Presidente do Sindicato dos Editores de Livros: "Editores fazem censura prévia" 

Segundo a presidente do Sindicato Nacional dos Editores de Livros (SNEL), Sônia Jardim, editores fazem uma espécie de censura prévia em originais de biografias. Ajustam trechos que consideram passíveis de questionamentos na Justiça.

– Editores acabam por infringir a Constituição, ao fazer censura de trechos que julgam possíveis de ações judiciais. Isso porque, já na leitura de um original, caso se perceba algo que pode vir a ser caso de litígio, muitos orientam o autor a suprimir o trecho – afirma Sônia.

Para Nílton Flores, a aprovação da ADI 4.815, que dispensa a autorização oficial, não prejudicará os direitos do biografado, e sim garantirá a publicação. Ele esclarece que os autores e editores continuarão sujeitos a processos legais, em caso de informações consideradas falsas, caluniosas:

 – Liberdade de expressão não significa que o escritor possa colocar qualquer coisa no livro. Eu defendo o direito do autor de escrever, mas o personagem também tem o direito de processar se achar que está sendo lesado de alguma forma. Isso, porém, não lhe dá o poder de retirar a biografia das livrarias, prejudicando o trabalho do biógrafo.

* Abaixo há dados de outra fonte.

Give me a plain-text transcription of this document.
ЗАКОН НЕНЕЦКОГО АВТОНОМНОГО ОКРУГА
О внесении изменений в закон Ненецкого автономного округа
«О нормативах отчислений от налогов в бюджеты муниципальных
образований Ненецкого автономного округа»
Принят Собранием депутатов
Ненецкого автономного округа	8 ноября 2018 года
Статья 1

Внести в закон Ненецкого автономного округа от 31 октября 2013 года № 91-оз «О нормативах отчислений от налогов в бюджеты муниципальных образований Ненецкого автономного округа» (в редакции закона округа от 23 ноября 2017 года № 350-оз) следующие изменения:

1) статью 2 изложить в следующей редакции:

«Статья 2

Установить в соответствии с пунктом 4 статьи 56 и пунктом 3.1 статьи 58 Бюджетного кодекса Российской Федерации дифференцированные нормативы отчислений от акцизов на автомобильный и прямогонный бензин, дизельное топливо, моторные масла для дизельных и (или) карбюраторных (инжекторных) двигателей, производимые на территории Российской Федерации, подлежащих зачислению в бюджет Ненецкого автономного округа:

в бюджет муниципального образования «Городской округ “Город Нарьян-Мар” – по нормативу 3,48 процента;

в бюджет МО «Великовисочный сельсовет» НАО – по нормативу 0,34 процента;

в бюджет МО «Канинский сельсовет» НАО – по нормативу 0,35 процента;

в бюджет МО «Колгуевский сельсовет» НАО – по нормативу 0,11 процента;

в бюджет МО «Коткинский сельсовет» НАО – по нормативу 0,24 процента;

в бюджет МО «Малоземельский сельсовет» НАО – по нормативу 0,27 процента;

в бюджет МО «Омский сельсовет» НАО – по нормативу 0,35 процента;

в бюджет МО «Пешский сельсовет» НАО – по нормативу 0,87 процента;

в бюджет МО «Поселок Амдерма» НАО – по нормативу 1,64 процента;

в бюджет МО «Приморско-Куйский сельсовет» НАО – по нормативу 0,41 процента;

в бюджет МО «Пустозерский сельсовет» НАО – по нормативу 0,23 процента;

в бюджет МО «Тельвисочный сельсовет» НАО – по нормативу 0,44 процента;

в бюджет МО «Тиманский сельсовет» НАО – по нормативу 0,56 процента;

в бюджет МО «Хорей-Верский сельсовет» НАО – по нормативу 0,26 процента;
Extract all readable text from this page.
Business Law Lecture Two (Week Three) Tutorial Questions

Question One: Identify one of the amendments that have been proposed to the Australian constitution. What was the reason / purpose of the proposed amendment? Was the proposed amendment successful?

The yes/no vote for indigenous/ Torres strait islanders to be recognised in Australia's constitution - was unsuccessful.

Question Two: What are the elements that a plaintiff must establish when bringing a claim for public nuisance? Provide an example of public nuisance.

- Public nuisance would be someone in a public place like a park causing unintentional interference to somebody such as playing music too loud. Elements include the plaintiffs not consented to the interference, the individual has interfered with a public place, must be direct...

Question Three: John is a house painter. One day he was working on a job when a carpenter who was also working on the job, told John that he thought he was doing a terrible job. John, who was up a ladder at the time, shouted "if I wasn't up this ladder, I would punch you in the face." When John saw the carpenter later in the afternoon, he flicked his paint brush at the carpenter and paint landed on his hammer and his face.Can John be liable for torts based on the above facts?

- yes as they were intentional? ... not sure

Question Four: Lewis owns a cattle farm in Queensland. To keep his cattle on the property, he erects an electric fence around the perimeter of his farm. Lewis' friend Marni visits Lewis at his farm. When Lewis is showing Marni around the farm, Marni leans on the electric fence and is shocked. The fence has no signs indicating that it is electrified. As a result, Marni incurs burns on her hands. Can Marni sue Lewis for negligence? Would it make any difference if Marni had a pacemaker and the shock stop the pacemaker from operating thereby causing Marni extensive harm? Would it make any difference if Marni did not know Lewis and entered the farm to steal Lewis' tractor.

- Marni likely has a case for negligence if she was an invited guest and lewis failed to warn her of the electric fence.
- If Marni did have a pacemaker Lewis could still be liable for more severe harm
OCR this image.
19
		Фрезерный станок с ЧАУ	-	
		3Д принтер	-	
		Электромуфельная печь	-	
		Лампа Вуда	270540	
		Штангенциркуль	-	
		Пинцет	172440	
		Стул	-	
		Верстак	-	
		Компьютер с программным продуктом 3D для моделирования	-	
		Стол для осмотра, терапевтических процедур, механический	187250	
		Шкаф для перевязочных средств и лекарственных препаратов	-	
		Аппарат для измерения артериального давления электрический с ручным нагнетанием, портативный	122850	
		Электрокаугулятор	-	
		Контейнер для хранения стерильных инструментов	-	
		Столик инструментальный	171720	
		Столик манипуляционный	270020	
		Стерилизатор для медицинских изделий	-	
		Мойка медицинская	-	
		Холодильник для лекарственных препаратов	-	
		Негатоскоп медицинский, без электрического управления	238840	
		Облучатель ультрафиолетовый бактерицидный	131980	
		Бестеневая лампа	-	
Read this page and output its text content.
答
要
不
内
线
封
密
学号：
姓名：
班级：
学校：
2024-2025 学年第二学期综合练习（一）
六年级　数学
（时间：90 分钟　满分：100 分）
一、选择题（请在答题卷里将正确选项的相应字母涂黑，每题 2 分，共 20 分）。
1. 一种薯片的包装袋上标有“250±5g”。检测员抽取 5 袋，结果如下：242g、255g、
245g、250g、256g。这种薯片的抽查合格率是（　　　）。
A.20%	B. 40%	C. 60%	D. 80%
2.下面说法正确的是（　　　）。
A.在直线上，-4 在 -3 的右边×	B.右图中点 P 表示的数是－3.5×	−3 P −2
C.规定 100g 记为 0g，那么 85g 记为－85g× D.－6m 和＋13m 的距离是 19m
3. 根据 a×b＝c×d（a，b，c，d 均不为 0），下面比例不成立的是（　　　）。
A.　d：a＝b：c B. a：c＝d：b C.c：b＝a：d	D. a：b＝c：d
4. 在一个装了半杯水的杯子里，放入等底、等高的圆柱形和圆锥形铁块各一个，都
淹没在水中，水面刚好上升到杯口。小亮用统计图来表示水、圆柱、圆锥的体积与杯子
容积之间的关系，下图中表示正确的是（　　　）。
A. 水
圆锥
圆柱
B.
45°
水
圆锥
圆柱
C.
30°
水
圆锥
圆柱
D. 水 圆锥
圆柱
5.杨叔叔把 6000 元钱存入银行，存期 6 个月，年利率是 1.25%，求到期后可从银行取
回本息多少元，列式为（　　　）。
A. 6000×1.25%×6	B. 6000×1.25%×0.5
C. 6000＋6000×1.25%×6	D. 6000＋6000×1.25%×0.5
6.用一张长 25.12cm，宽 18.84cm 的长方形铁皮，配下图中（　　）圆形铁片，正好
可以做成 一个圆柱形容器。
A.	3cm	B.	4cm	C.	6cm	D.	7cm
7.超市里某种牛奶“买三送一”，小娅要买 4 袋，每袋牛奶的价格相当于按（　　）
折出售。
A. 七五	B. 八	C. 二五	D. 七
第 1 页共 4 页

 Divulgação Para boa parte dos biógrafos, não é essencial que o personagem ajude ou apoie a obra, mas que não interfira no trabalho do escritor. Rodrigues (foto ao lado) lembra que, na biografia de Senna, não houve interferência da família:

– A família Senna não se intrometeu em nada no processo. Num primeiro momento, eu até procurei a Viviane (irmã de Ayrton), mas ela já tinha planos de fazer uma biografia própria. Percebi a abstenção da família porque entrevistei algumas pessoas bem próximas, e as entrevistas fluíram normalmente, sem nenhum tipo de represália ou restrição de assunto. Não houve sequer um pedido de revisão do livro por parte da família.

"Estou otimista quanto a decisão do STF", anima-se PC Araújo

O desgaste causado por disputas, judiciais ou não, entre biógrafos e biografados, emagrece o mercado editorial das biografias. No ano passado, esse tipo de produção, dos mais procurados nos mercados americano e europeu, respondeu, em 2012, por 326.023 exemplares no Brasil, um crescimento pífio de 0,48% em relação ao ano anterior, estima pesquisa de Produção e Venda do Setor Editorial Brasileiro, feita pela Fundação Instituto de Pesquisas Econômicas (Fipe/USP)

Apesar dos embates judiciais, Paulo Cesar de Araújo mantém-se empolgado. Acredita que a apreciação do Supremo dispensará a autorização dos biografados e, assim, vai oxigenar o mercado editorial. Vida nova para a obra sobre Roberto Carlos:

– A biografia dele está mais do que atualizada. Só estou esperando a decisão do STF. Tenho muito otimismo que será favorável a nós, escritores. Assim que essa necessidade de autorização cair, o meu livro vai voltar às livrarias – projeta.

Para o coordenador-adjunto de Direito da IBMEC, Sérgio Branco, a proibição das biografias não oficiais pode ser considerada inconstitucional:

– Se a Constituição protege tanto a liberdade de expressão quanto a privacidade e a imagem, apenas a análise do caso concreto pode nos oferecer a resposta aplicável. Uma decisão abstrata e aplicável a todos os casos, ou seja, a proibição, pura e simples, de qualquer biografia não autorizada, mostra-se inconstitucional – opina.